The aim of the SOBI Seminars is to provide a forum for novel scientific findings and ideas in all areas of plant and animal sciences which are addressed within the Section for Organismal Biology. In order to fulfill this aim a two-monthly seminar series is organized. The seminars will be held every other week on Friday, alternating between internal and external speakers.

10 December 2009: Rasmus Jørgensen



Natural and human caused shifts in dominant vegetation in sub-arctic Greenland in relation to climate changes

Rasmus Jørgesen

dept. Agriculture & Ecology, Copenhagen University



Arctic ecosystems are seen as particularly susceptible to climate change due to their adaptation to cold conditions. Climate change is expected to be strongest in polar regions. In contrast to this, southern Greenland has experienced a 2 degree cooling during the last 50 years. Nevertheless, prognoses for the climate in southern Greenland predict temperature increases for the next 100 years.

In most subarctic regions, shrubs are expanding in range and dominance. This tendency is thought to originate from human-caused climate change and/or an increase in temperature since the Little Ice Age. For South Greenland, it is not known if shrub abundance has changed.

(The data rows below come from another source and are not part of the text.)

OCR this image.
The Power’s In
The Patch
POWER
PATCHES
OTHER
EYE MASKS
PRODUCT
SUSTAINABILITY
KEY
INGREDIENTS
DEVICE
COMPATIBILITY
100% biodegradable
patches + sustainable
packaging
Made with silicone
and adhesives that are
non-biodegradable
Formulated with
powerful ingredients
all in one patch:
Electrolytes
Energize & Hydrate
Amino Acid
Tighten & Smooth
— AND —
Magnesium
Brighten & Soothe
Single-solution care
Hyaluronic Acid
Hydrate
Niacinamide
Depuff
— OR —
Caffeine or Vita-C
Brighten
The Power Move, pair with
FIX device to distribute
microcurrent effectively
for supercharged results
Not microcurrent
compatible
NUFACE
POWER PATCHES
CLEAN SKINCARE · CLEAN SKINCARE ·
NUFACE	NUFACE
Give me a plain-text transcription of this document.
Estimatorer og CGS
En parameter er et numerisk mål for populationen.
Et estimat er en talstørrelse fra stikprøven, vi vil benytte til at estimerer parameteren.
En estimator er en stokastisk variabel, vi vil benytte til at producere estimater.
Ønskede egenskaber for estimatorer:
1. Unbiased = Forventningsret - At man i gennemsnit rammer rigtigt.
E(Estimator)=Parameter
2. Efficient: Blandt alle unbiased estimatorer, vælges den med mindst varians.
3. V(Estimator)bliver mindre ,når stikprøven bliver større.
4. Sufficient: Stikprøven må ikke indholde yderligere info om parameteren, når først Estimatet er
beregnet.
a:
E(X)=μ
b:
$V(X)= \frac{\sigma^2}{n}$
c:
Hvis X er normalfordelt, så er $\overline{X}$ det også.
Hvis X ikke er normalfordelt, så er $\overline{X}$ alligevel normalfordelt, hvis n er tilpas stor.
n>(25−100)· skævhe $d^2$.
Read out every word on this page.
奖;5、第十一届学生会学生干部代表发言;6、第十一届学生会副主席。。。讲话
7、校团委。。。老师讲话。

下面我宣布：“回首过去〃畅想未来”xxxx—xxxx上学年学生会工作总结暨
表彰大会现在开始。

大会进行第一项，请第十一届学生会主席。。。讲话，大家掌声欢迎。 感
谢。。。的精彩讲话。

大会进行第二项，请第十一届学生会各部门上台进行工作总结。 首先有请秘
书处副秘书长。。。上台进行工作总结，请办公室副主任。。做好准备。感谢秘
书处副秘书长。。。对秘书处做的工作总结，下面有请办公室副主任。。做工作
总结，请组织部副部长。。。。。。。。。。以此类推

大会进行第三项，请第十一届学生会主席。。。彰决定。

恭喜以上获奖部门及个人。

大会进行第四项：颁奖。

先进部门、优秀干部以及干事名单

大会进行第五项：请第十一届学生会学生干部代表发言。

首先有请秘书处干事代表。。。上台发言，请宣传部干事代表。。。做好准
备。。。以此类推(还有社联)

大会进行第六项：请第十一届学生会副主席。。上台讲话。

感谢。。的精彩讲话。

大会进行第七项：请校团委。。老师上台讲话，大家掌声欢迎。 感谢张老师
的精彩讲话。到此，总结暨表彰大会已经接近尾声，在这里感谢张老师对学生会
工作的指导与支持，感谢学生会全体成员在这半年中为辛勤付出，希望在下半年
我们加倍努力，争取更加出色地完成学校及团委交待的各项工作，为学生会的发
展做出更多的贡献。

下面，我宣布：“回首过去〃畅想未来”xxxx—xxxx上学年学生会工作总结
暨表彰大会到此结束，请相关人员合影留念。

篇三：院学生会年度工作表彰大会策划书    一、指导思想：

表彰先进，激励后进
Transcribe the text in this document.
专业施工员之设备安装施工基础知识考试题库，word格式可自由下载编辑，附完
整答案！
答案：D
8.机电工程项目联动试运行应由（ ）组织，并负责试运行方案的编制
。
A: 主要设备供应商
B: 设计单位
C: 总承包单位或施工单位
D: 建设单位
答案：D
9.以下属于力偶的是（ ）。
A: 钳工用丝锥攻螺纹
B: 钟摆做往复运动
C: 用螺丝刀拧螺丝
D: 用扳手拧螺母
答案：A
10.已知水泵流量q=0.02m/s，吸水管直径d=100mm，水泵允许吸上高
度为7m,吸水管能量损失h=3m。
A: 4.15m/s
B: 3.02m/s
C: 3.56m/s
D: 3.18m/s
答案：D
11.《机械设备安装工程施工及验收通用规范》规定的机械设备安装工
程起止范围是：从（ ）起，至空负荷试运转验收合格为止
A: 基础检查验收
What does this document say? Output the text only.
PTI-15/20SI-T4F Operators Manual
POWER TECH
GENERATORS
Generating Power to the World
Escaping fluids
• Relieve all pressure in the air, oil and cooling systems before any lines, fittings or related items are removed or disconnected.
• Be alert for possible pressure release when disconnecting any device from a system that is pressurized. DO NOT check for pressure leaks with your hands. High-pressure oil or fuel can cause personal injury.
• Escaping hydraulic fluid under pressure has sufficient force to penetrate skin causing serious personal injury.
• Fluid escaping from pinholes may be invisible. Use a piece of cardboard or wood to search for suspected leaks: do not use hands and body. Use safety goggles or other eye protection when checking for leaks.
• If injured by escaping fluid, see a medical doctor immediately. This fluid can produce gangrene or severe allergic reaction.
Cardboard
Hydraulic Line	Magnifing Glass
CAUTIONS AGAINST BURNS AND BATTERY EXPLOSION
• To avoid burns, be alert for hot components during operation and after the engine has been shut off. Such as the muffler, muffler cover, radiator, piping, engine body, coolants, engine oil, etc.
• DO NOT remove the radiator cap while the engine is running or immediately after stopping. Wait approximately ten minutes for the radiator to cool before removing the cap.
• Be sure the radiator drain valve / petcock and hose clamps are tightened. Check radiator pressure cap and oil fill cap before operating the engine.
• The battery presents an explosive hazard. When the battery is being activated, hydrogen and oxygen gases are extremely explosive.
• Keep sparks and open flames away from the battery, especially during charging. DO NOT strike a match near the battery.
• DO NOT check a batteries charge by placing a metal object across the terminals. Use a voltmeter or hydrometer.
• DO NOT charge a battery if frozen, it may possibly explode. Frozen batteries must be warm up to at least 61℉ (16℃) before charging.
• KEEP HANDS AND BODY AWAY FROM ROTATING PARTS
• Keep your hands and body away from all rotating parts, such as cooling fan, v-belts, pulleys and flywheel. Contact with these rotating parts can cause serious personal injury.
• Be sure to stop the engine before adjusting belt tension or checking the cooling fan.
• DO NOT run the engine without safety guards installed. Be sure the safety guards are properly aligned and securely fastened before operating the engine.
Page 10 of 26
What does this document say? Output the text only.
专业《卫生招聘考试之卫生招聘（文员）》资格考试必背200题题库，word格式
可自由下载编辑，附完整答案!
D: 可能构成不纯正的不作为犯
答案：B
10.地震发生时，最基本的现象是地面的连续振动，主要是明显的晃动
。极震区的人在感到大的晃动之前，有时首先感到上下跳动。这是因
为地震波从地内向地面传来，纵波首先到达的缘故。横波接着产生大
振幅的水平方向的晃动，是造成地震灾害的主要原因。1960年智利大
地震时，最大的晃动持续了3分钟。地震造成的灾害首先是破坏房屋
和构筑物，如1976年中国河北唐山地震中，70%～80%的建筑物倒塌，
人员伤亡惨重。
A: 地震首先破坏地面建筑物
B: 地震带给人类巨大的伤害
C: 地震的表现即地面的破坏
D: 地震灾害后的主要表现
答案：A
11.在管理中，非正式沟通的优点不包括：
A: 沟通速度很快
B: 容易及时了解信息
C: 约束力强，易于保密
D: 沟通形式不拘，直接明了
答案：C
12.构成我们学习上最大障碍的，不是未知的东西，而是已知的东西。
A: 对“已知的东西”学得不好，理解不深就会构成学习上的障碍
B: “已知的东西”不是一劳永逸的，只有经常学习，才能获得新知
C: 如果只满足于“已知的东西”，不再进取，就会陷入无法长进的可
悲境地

Alnus viridis sp. (green alder) is among the species that have shown the most pronounced expansion rates in NW America with large ecosystem consequences. It is not known what forces connect higher temperatures with increased shrub abundance. Until now, green alder has had a limited range in Greenland – outside the potentially climatologically optimal area. Increased temperatures can have beneficial effects for the species range and dominance in Greenland.


In southern Greenland, the interest for establishing tree plantations with introduced species is increasing. Plans for large-scale plantings are taking form. Increased temperatures and shrub abundance (especially alder) are forces that could facilitate tree growth following afforestation in southern Greenland.


9 December 2009: Anne-Marie Skou


Climate change or naturalized ornamental genotypes? Factors controlling range expansion in an evergreen temperate tree

Anne-Marie Thonning Skou

dept. Agriculture & Ecology, Copenhagen University


Holly (‘Kristtorn’) (Ilex aquifolium) is a dioecious evergreen tree or shrub that grows as a sparse but usually gregarious understory element in deciduous forests of western and southern Europe. In Denmark, the plant is at its northeastern range margin in forests of eastern Jutland, and it seems to be controlled by winter frost, expanding its range eastwards (ca. 100 km within ca. 50 years). However, numerous (frost-hardy) cultivars have been introduced in this region, and the species is an invasive alien plant in Australia and naturalized in New Zealand and western North America. Factors controlling its range expansion include: higher winter temperatures in eastern Denmark (permitting factor), trade and plantations (driving factor), dispersal by birds (100 m per year?); leaf mining; time between planting and fruit maturation (limiting factors). The objectives of my PhD thesis are: to determine propagule pressure of I. aquifolium cultivars in Denmark over time, to investigate genetic differences between native and introduced genotypes of Ilex aquifolium; to analyze the degree of genetic introgression from garden cultivars into native populations; to study the frost tolerance of native and introduced genotypes, and survival in field transplant experiments; to determine whether thrushes have preferences for the fruit of different cultivars; and to assess the effects of introduced genotypes on plant-animal interactions of different specificity.



27 November 2009: Wibke Wille



Evolutionary Agroecology: developing high density, communal crop plants for weed suppression and increased sustainability

Wibke Wille,

dept. Agriculture & Ecology, Copenhagen University


Recent advances in our understanding of the role of size differences in competition among plants suggest that the potential for many crops to suppress weed is greater than generally appreciated. Increasing crop density and uniformity of spatial distribution reduces significantly weed growth and increases cereal yield under weed pressure. This potential can be further enhanced by developing varieties for such an environment, allowing farmers to drastically reduce or eliminate herbicides and energy-intensive forms of weed control.

One hypothesis is that certain forms of phenotypic plasticity that increase individual fitness, specifically the “shade avoidance response”, reduce the potential for weed suppression and high yield in high-density high-uniformity cereal cultivation systems. To test this hypothesis we have grown chemically mutated seeds of spring wheat under green shading selecting for plants deficient in shade avoidance as a potential source of genes to be introduced into high-yielding varieties for crowded, spatially-uniform cropping systems.


A second hypothesis is that there is a large potential for high-density weed-suppressing wheat ideotypes in the existing wheat germplasm, though the genetic characteristics optimizing this potential may have been lost over the past century of breeding cereals grown in rows at low density with mechanical or chemical weed control. We are testing this by growing a large collection of wheat lines from international cultivars and landraces in our high-density high-uniformity system to seek and document natural variation in weed suppression under these conditions.